Re: Review of "The Selfish Meme" part II (1)

From: Kate Distin (memes@distin.co.uk)
Date: Wed 29 Jun 2005 - 18:53:30 GMT

  • Next message: Kate Distin: "Re: Review of "The Selfish Meme" part II (2)"

    Ray Recchia wrote:
    > At 02:59 PM 6/21/2005, you wrote:
    >
    >> Ray Recchia wrote:
    >>
    >>> As I mentioned in the first part of this review, the central focuses
    >>> of "The Selfish Meme" is "meta-representations" and their transmission.
    >>> "Meta-representations" are abstractions, observations about objects
    >>> in the real world removed from specific objects and broadly applicable.
    >>> Being able to recognize something like "color" as a separate property
    >>> of an object and being able to recognize it in many objects would be
    >>> an example of a meta-representation.
    >>
    >>
    >> No - these are just ordinary representations.
    >>
    >>> "Representation systems" such as language and mathematics, allow
    >>> humans to replicate "meta-representations".
    >>
    >>
    >> No - these systems give meaning to representations. We meta-represent
    >> when we abstract information from its current representational system
    >> and re-represent it in another way. So "two" is a representation in
    >> the English language of a particular number. We meta-represent when
    >> we realise that we can also represent that number in different ways:
    >> "deux" (French language), 2 (Arabic numerals), II (Roman numerals), 10
    >> (binary). Meta-representations are representations of
    >> representations, thoughts about how things are represented, the
    >> movement of information from one representational system to another.
    >
    >
    > This is quite a bit different than what I took from the book (and I no
    > longer have it with me). What you now seem to be claiming is that a
    > meta-representation is a process rather than a thing. It the process of
    > comparing different representations in different representation systems
    > and modifying them based on those comparisons.
    >
    > So then memetic reproduction would be the transfer of those processes?

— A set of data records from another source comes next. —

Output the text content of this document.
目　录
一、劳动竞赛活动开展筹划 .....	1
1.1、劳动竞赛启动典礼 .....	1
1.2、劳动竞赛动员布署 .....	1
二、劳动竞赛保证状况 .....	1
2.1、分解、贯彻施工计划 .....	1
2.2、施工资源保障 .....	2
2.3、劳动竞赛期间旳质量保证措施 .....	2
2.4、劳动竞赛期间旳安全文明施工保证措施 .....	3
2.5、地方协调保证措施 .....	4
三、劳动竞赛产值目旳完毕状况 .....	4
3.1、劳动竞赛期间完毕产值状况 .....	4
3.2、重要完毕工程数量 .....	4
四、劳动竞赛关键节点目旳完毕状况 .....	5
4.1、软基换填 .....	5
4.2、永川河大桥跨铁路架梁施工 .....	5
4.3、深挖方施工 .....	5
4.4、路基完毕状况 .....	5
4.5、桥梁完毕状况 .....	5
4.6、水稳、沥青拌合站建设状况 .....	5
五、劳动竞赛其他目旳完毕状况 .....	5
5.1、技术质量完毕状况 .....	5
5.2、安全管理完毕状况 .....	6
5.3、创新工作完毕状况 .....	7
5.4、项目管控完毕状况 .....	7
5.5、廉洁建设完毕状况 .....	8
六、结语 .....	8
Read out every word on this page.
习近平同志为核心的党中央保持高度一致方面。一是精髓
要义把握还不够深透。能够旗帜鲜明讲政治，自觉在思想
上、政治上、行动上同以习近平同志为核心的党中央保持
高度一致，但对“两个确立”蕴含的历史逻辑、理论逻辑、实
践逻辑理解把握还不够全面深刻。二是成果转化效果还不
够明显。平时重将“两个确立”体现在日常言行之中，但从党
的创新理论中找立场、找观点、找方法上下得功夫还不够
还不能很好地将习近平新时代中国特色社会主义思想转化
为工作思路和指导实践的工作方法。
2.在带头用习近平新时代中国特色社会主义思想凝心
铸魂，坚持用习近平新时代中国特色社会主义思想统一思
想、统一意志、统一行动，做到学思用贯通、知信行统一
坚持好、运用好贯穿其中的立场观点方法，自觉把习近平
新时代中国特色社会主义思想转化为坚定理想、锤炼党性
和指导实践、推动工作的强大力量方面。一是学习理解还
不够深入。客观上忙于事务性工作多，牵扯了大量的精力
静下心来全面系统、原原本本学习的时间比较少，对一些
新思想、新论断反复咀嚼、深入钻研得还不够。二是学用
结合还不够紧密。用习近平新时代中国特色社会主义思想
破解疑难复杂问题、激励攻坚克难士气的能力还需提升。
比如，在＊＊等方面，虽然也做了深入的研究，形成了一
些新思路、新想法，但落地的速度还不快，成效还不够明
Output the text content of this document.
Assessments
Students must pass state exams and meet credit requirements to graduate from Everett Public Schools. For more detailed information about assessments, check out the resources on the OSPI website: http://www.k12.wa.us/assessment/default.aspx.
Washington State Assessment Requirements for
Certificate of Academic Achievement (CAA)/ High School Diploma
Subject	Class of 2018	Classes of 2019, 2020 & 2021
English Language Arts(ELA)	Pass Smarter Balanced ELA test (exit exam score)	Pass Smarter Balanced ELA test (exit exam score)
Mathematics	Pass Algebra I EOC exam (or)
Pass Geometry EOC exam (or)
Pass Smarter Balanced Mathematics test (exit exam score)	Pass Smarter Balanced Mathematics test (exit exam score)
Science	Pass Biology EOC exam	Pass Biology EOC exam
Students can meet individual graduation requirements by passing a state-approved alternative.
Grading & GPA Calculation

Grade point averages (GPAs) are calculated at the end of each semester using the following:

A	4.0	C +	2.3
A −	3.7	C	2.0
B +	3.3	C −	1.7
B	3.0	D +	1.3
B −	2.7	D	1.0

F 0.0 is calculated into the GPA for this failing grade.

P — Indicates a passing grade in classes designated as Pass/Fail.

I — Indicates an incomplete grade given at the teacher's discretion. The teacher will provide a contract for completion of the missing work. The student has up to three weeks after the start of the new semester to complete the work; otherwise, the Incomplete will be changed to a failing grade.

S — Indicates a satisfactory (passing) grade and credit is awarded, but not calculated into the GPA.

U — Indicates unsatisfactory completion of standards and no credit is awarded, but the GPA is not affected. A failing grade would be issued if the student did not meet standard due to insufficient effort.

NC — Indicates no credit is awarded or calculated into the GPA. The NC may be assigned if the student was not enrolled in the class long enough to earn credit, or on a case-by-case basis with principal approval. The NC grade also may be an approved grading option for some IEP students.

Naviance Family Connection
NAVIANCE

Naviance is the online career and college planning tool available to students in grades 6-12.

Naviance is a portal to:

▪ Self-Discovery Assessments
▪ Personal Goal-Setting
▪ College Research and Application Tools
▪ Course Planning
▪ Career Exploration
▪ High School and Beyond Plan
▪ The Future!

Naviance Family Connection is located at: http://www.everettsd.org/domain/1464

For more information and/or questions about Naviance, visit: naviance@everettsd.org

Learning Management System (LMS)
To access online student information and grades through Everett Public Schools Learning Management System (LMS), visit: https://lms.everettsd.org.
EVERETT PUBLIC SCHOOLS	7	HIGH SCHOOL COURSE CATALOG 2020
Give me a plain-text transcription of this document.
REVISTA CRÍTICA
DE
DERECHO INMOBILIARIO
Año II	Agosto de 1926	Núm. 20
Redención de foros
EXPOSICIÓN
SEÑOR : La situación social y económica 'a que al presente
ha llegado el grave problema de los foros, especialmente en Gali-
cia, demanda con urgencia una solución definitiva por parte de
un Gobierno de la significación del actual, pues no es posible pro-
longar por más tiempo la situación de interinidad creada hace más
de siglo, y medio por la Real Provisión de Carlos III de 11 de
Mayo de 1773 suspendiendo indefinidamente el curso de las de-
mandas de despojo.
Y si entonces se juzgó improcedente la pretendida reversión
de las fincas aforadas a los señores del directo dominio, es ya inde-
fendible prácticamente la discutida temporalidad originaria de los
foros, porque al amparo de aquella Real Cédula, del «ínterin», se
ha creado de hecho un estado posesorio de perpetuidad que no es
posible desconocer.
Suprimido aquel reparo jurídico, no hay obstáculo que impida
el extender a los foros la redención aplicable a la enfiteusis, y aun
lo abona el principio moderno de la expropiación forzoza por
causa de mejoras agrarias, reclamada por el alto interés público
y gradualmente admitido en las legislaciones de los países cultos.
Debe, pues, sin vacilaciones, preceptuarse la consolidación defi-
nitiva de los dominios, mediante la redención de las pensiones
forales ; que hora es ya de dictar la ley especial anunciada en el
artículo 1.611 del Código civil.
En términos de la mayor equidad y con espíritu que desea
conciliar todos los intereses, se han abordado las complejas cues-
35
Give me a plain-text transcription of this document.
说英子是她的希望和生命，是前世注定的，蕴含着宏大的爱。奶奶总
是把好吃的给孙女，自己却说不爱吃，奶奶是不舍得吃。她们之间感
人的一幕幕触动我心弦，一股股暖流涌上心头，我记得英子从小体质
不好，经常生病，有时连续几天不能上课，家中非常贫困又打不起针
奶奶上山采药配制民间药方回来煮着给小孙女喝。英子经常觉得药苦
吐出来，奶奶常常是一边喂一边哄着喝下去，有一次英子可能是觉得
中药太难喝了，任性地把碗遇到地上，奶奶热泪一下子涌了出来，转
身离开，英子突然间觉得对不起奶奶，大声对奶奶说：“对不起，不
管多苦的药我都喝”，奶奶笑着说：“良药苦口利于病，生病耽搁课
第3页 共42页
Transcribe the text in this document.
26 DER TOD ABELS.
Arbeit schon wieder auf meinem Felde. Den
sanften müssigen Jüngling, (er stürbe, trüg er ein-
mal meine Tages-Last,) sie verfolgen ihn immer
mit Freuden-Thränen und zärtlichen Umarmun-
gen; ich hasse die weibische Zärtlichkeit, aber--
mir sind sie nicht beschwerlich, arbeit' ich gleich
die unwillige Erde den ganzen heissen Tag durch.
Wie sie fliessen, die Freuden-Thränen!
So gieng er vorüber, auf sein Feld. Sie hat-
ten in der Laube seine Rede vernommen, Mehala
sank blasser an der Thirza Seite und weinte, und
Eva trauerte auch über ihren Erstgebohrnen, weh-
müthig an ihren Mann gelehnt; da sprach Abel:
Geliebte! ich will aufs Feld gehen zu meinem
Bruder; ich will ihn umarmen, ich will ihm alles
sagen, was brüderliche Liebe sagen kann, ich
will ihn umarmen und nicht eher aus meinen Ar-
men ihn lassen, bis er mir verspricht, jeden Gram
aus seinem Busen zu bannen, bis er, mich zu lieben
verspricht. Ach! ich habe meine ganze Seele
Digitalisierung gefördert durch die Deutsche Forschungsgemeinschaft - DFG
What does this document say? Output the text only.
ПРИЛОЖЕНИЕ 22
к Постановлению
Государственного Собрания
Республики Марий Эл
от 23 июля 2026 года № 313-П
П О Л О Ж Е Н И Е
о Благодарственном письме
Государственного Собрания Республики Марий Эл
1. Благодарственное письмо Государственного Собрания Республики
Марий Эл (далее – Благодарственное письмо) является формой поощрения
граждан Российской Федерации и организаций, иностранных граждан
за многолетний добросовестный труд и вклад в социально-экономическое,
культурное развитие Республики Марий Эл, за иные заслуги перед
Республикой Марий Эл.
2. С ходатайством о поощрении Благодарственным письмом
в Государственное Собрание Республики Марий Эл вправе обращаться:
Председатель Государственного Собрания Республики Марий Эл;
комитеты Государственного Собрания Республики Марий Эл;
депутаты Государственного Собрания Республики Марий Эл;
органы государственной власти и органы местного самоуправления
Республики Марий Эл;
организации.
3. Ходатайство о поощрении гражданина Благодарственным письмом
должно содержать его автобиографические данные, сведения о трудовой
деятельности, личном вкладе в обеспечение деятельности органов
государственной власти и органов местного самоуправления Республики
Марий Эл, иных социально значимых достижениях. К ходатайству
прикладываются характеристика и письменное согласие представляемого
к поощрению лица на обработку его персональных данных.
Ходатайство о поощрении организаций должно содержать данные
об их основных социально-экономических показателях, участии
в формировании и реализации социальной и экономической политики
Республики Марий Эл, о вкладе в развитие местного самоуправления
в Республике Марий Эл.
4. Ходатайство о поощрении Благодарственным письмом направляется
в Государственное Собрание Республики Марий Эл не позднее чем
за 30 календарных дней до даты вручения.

    p. 128: a meta-representation is a representation of "not external objects or events, but other representations." A meta-representation is not a process, but a particular kind of representation: one which represents other representations, rather than something concrete like a table or even something more abstract like a colour.

    >
    > What I took from your book was that a meta-representation was a higher
    > level representation that could be applied broadly to a number of a
    > objects. So for example, "blue" would be a meta-representation because
    > it was a property that applied to a number of different objects. Alex
    > has not only the ability to recognize "blue" and identify it, he can
    > also recognize the concept of "color", which I thought would have been a
    > meta-representation of a meta-representation.
    >

    "Blue" is just a representation like "table". The test is: what is the content of this representation? Only if its content is another representation does that make it a meta-representation.

    I'm going to break there and reply to the rest of your message separately, or this is going to get unmanageably long.